Fee components (maximum aggregate 1.00% per year):
| Component | Maximum | Purpose |
|---|---|---|
| Distribution | 0.75% per year | Marketing, advertising, compensation to selling brokers |
| Service | 0.25% per year | Shareholder servicing (responding to inquiries, account maintenance) |
No-load label requirement:
- A fund with 12b-1 fees greater than 0.25% may not be called a "no-load" fund under FINRA's standard
- Even if there is no front-end or back-end charge, a 0.75% 12b-1 fee disqualifies the "no-load" label
Plan adoption requirements:
- Requires a written distribution-and-service-fee plan adopted by the board of directors
- Annual renewal required
- Independent directors must approve the plan
Exam Tip: Gotchas
- The 0.25% service cap is the "no-load" threshold. A fund with 0.25% 12b-1 can call itself no-load; a fund with 0.26% or more cannot.

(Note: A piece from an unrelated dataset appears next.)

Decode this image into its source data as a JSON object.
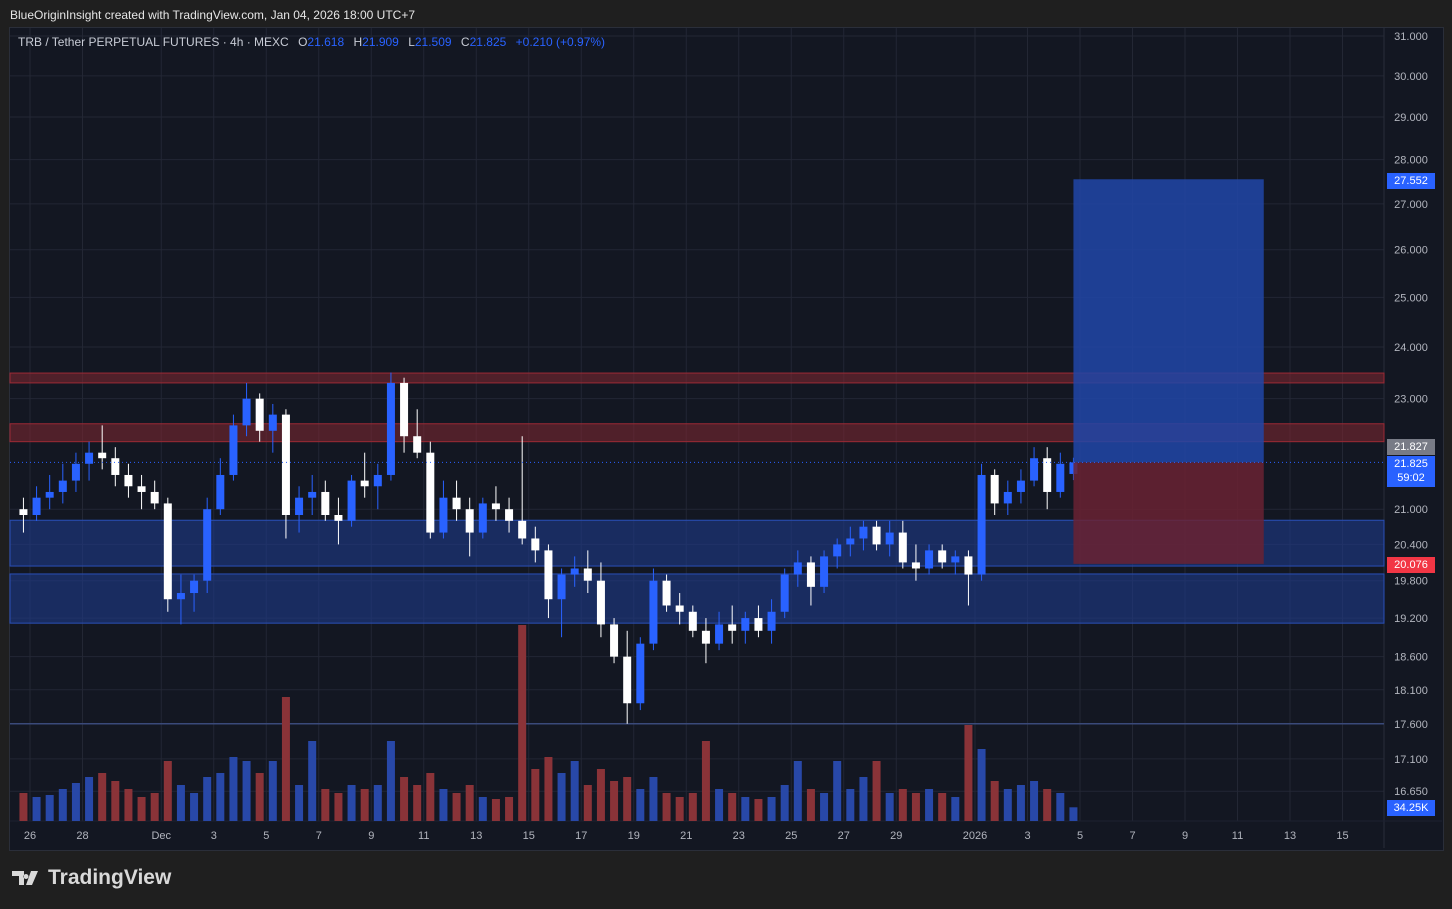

- A "level-load" fund is not a no-load fund. A fund with no front-end load but a 0.75% 12b-1 fee is a level-load (typically Class C) fund, not a no-load fund.
- 12b-1 plans must be approved by independent directors annually. This is why funds with 12b-1 plans need majority (not just 40%) independent directors, covered in the governance section.

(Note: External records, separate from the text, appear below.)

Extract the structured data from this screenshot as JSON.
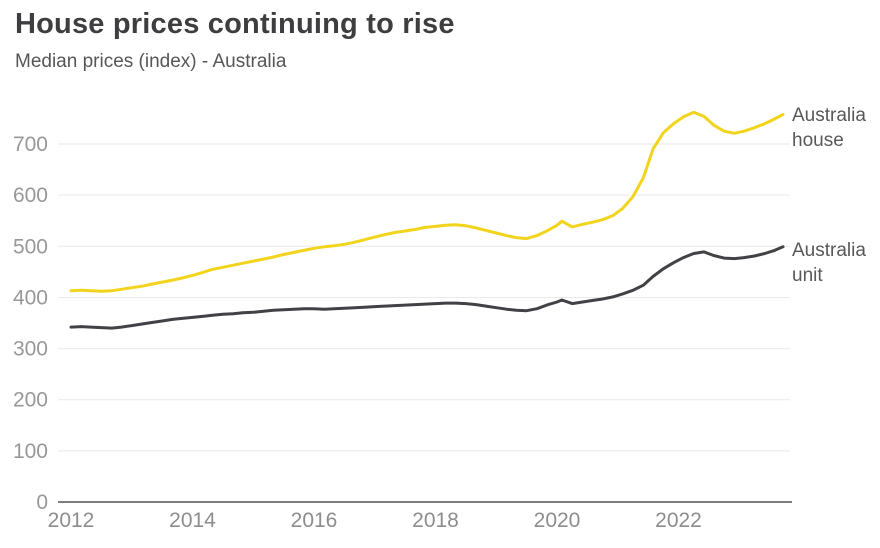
{
  "header": {
    "title": "House prices continuing to rise",
    "subtitle": "Median prices (index) - Australia"
  },
  "colors": {
    "title_text": "#3e3e40",
    "subtitle_text": "#565658",
    "grid_line": "#e9e9e9",
    "baseline": "#7d7d7d",
    "y_tick_text": "#989898",
    "x_tick_text": "#8d8d8d",
    "legend_text": "#58585a",
    "house_line": "#f2d41c",
    "unit_line": "#414246"
  },
  "chart_data": {
    "type": "line",
    "title": "House prices continuing to rise",
    "subtitle": "Median prices (index) - Australia",
    "xlabel": "",
    "ylabel": "Median price index",
    "grid": "horizontal",
    "legend_position": "right of line ends",
    "xlim": [
      2012,
      2023.85
    ],
    "ylim": [
      0,
      780
    ],
    "x_ticks": [
      2012,
      2014,
      2016,
      2018,
      2020,
      2022
    ],
    "y_ticks": [
      0,
      100,
      200,
      300,
      400,
      500,
      600,
      700
    ],
    "series": [
      {
        "name": "Australia house",
        "color": "#f2d41c",
        "points": [
          [
            2012,
            413
          ],
          [
            2012.17,
            414
          ],
          [
            2012.33,
            413
          ],
          [
            2012.5,
            412
          ],
          [
            2012.67,
            413
          ],
          [
            2012.83,
            416
          ],
          [
            2013,
            419
          ],
          [
            2013.17,
            422
          ],
          [
            2013.33,
            426
          ],
          [
            2013.5,
            430
          ],
          [
            2013.67,
            434
          ],
          [
            2013.83,
            438
          ],
          [
            2014,
            443
          ],
          [
            2014.17,
            449
          ],
          [
            2014.33,
            455
          ],
          [
            2014.5,
            459
          ],
          [
            2014.67,
            463
          ],
          [
            2014.83,
            467
          ],
          [
            2015,
            471
          ],
          [
            2015.17,
            475
          ],
          [
            2015.33,
            479
          ],
          [
            2015.5,
            484
          ],
          [
            2015.67,
            488
          ],
          [
            2015.83,
            492
          ],
          [
            2016,
            496
          ],
          [
            2016.17,
            499
          ],
          [
            2016.33,
            501
          ],
          [
            2016.5,
            504
          ],
          [
            2016.67,
            508
          ],
          [
            2016.83,
            513
          ],
          [
            2017,
            518
          ],
          [
            2017.17,
            523
          ],
          [
            2017.33,
            527
          ],
          [
            2017.5,
            530
          ],
          [
            2017.67,
            533
          ],
          [
            2017.83,
            537
          ],
          [
            2018,
            539
          ],
          [
            2018.17,
            541
          ],
          [
            2018.33,
            542
          ],
          [
            2018.5,
            540
          ],
          [
            2018.67,
            536
          ],
          [
            2018.83,
            531
          ],
          [
            2019,
            526
          ],
          [
            2019.17,
            521
          ],
          [
            2019.33,
            517
          ],
          [
            2019.5,
            515
          ],
          [
            2019.67,
            521
          ],
          [
            2019.83,
            530
          ],
          [
            2020,
            541
          ],
          [
            2020.08,
            549
          ],
          [
            2020.25,
            538
          ],
          [
            2020.42,
            543
          ],
          [
            2020.58,
            547
          ],
          [
            2020.75,
            552
          ],
          [
            2020.92,
            560
          ],
          [
            2021.08,
            574
          ],
          [
            2021.25,
            597
          ],
          [
            2021.42,
            634
          ],
          [
            2021.58,
            690
          ],
          [
            2021.75,
            722
          ],
          [
            2021.92,
            740
          ],
          [
            2022.08,
            753
          ],
          [
            2022.25,
            762
          ],
          [
            2022.42,
            754
          ],
          [
            2022.58,
            737
          ],
          [
            2022.75,
            725
          ],
          [
            2022.92,
            721
          ],
          [
            2023.08,
            725
          ],
          [
            2023.25,
            732
          ],
          [
            2023.42,
            740
          ],
          [
            2023.58,
            749
          ],
          [
            2023.72,
            758
          ]
        ]
      },
      {
        "name": "Australia unit",
        "color": "#414246",
        "points": [
          [
            2012,
            342
          ],
          [
            2012.17,
            343
          ],
          [
            2012.33,
            342
          ],
          [
            2012.5,
            341
          ],
          [
            2012.67,
            340
          ],
          [
            2012.83,
            342
          ],
          [
            2013,
            345
          ],
          [
            2013.17,
            348
          ],
          [
            2013.33,
            351
          ],
          [
            2013.5,
            354
          ],
          [
            2013.67,
            357
          ],
          [
            2013.83,
            359
          ],
          [
            2014,
            361
          ],
          [
            2014.17,
            363
          ],
          [
            2014.33,
            365
          ],
          [
            2014.5,
            367
          ],
          [
            2014.67,
            368
          ],
          [
            2014.83,
            370
          ],
          [
            2015,
            371
          ],
          [
            2015.17,
            373
          ],
          [
            2015.33,
            375
          ],
          [
            2015.5,
            376
          ],
          [
            2015.67,
            377
          ],
          [
            2015.83,
            378
          ],
          [
            2016,
            378
          ],
          [
            2016.17,
            377
          ],
          [
            2016.33,
            378
          ],
          [
            2016.5,
            379
          ],
          [
            2016.67,
            380
          ],
          [
            2016.83,
            381
          ],
          [
            2017,
            382
          ],
          [
            2017.17,
            383
          ],
          [
            2017.33,
            384
          ],
          [
            2017.5,
            385
          ],
          [
            2017.67,
            386
          ],
          [
            2017.83,
            387
          ],
          [
            2018,
            388
          ],
          [
            2018.17,
            389
          ],
          [
            2018.33,
            389
          ],
          [
            2018.5,
            388
          ],
          [
            2018.67,
            386
          ],
          [
            2018.83,
            383
          ],
          [
            2019,
            380
          ],
          [
            2019.17,
            377
          ],
          [
            2019.33,
            375
          ],
          [
            2019.5,
            374
          ],
          [
            2019.67,
            378
          ],
          [
            2019.83,
            385
          ],
          [
            2020,
            391
          ],
          [
            2020.08,
            395
          ],
          [
            2020.25,
            388
          ],
          [
            2020.42,
            391
          ],
          [
            2020.58,
            394
          ],
          [
            2020.75,
            397
          ],
          [
            2020.92,
            401
          ],
          [
            2021.08,
            407
          ],
          [
            2021.25,
            414
          ],
          [
            2021.42,
            424
          ],
          [
            2021.58,
            441
          ],
          [
            2021.75,
            456
          ],
          [
            2021.92,
            468
          ],
          [
            2022.08,
            478
          ],
          [
            2022.25,
            486
          ],
          [
            2022.42,
            489
          ],
          [
            2022.58,
            482
          ],
          [
            2022.75,
            477
          ],
          [
            2022.92,
            476
          ],
          [
            2023.08,
            478
          ],
          [
            2023.25,
            481
          ],
          [
            2023.42,
            486
          ],
          [
            2023.58,
            492
          ],
          [
            2023.72,
            499
          ]
        ]
      }
    ]
  }
}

Why must all customers pay the same public offering price for a mutual fund?
The Investment Company Act requires that fund shares be sold only at the current POP described in the prospectus.
- Prohibits broker-dealers from discounting mutual fund sales charges to favored customers
- Everyone pays the same POP, subject to disclosed breakpoints, ROA, LOI, and other uniformly applied reductions permitted by the breakpoint-and-LOI exemption
Exam Tip: Gotchas
- Uniform pricing is why a rep cannot "give a discount" to a friend or family member. The only permitted reductions are those disclosed in the prospectus through the breakpoint-and-LOI exemption.
What permits dividend reinvestment at NAV without a new sales charge?
A separate Investment Company Act exemption permits a fund to reinvest dividends and distributions from one fund into another fund without running afoul of the uniform-price constraint.
- Reinvestment of dividends and capital gains within a fund family typically occurs at NAV, without an additional sales charge
- Permits the customer to compound returns without paying the sales load twice
Exam Tip: Gotchas
- Dividend and capital gain reinvestment at NAV is standard across most mutual funds and is not treated as a new purchase for sales-charge purposes. The reinvestment is still a taxable event (see the tax-treatment section).